5. Setup Giving Funds for them to “spend”. Start a Servant Giving Fund for each of your children. This acts as a designated giving account, allowing them to make ongoing decisions about how they give. Suggest they each write about their giving experiences and choices, then share next time you’re together as a family.
6. Help them sponsor a child their age. Compassion International and similar organizations allow you to learn about the child you’re helping. Trading letters with sponsored children can be impactful for writer and reader. Smaller organizations like Africa New Life and Oceans of Mercy work in specific communities, allowing you to track progress and grow your style of giving as your kids grow.

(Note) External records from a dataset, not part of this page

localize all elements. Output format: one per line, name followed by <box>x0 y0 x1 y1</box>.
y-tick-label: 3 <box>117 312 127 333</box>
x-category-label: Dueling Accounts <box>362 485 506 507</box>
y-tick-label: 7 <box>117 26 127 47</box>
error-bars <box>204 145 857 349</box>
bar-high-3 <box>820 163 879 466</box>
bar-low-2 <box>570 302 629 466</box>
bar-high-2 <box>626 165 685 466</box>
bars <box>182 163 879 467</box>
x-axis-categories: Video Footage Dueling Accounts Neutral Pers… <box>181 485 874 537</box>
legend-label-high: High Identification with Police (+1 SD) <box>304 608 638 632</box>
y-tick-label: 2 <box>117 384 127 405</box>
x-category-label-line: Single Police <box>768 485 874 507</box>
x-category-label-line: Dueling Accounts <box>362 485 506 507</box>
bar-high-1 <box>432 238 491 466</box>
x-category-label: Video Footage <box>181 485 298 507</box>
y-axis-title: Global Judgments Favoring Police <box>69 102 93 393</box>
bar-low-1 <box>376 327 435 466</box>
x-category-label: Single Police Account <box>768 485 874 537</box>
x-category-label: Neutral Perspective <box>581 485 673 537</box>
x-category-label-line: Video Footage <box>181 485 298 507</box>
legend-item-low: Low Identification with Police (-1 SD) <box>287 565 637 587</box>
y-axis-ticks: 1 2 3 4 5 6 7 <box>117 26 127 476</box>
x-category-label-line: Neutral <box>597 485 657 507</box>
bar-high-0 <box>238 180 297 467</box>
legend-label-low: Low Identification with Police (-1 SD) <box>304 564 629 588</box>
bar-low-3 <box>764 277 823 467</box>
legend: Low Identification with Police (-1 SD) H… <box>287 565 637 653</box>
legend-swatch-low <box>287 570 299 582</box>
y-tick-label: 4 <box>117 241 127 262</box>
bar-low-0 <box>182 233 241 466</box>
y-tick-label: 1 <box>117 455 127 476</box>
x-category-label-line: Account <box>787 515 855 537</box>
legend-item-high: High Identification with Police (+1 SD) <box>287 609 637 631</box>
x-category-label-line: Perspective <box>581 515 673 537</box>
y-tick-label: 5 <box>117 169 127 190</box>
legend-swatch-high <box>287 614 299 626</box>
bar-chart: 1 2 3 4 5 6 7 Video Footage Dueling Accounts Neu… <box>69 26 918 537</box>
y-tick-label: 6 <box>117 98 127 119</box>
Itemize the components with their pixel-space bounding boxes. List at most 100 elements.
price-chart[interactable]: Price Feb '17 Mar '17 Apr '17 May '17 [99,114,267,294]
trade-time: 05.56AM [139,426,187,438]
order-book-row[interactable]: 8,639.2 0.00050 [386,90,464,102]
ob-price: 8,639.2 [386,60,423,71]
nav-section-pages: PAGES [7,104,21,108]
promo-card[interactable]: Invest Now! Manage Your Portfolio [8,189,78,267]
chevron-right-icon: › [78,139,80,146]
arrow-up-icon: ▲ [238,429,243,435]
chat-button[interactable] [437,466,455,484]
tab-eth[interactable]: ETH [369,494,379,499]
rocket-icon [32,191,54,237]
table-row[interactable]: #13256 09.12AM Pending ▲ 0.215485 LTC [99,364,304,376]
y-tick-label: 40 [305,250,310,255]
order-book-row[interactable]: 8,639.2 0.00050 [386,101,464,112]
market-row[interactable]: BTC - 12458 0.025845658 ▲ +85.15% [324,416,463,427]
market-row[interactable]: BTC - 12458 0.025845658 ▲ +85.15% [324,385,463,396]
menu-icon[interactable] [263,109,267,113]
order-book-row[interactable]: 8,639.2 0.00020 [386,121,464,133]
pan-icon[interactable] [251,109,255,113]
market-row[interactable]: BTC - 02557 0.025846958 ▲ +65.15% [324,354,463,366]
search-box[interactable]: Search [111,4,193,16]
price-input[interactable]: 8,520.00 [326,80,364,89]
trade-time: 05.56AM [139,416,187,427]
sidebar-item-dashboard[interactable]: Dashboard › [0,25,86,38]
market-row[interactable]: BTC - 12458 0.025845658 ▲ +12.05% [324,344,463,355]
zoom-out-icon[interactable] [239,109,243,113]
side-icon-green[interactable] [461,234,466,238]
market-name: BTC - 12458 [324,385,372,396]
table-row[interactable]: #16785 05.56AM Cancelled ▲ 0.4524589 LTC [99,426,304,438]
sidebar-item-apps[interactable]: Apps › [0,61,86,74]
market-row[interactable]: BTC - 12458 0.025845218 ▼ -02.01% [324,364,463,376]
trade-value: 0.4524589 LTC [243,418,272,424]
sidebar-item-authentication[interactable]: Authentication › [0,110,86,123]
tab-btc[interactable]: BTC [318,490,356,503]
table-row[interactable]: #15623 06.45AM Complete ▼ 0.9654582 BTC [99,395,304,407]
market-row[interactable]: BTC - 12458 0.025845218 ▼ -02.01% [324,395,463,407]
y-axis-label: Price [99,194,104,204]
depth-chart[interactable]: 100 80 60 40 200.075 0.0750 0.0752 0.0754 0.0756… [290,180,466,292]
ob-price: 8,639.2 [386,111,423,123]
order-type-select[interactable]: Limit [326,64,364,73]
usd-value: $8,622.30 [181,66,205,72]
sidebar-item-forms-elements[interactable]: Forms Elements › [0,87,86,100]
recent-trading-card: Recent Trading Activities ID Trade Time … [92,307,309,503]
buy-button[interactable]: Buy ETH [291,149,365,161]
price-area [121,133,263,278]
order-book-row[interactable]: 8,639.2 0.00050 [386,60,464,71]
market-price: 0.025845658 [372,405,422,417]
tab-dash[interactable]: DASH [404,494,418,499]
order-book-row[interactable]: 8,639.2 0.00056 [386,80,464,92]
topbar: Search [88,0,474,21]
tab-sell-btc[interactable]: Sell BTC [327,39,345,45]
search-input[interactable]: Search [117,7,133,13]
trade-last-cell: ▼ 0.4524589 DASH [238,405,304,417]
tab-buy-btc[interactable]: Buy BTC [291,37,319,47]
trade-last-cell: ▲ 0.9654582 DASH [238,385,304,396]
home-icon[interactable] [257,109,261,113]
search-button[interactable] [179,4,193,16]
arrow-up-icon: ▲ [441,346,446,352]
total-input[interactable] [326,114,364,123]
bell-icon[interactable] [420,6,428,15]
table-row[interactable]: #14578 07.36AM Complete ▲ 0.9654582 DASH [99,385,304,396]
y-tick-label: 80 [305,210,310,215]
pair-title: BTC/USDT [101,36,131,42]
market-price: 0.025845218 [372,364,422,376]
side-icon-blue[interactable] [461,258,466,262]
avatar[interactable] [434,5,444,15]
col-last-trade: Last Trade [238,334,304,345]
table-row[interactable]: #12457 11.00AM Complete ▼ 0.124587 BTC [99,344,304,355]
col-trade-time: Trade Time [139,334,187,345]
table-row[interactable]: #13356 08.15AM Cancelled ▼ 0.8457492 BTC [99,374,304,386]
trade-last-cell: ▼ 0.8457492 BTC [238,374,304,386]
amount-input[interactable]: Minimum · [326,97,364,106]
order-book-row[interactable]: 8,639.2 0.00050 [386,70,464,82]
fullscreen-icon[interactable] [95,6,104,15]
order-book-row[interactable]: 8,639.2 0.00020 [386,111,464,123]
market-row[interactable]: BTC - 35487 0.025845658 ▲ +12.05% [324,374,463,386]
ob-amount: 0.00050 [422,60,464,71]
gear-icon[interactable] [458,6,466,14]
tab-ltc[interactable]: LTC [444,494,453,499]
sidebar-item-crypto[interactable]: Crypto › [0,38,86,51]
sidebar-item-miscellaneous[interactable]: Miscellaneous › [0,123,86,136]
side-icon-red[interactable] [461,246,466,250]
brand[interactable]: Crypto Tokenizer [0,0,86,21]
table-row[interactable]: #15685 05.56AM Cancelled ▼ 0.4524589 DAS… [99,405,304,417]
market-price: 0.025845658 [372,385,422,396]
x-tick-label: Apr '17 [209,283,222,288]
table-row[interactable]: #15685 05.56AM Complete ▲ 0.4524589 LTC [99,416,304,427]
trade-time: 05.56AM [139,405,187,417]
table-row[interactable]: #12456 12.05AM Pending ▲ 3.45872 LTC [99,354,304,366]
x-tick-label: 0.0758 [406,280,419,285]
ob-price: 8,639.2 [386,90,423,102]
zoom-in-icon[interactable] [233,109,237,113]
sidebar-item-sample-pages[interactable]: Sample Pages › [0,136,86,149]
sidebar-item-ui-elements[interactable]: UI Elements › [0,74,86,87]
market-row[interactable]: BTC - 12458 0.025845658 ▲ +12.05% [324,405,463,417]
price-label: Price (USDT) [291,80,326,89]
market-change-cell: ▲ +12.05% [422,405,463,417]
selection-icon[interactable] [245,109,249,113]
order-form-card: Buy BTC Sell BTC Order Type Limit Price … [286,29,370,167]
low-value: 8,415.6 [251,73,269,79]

7. Make your giving decisions as a family. Whether you’re giving $100 or $100,000 this year, have a conversation about the organizations you support. Ask your kids to dream about how they would give away a million dollars. Pray as a family about what God would like you to do.
8. Let them buy a favorite toy to give to a child in need. Participate in Toys for Tots or send gifts to the kids of your missionaries. Locally, Operation Breakthrough has a program through which families can provide gifts and a Christmas meal for struggling families in the Kansas City area.
9. Send cards of encouragement. For younger children, help them make cards to send to troops serving, missionaries with your church, or local servants like firemen and police. Create artwork or bake goodies together to encourage the recipients.
10. Match their gifts. If your children are adults, challenge them by matching the dollars they give. This allows you to get involved but also helps them work through their own budgeting and giving decisions.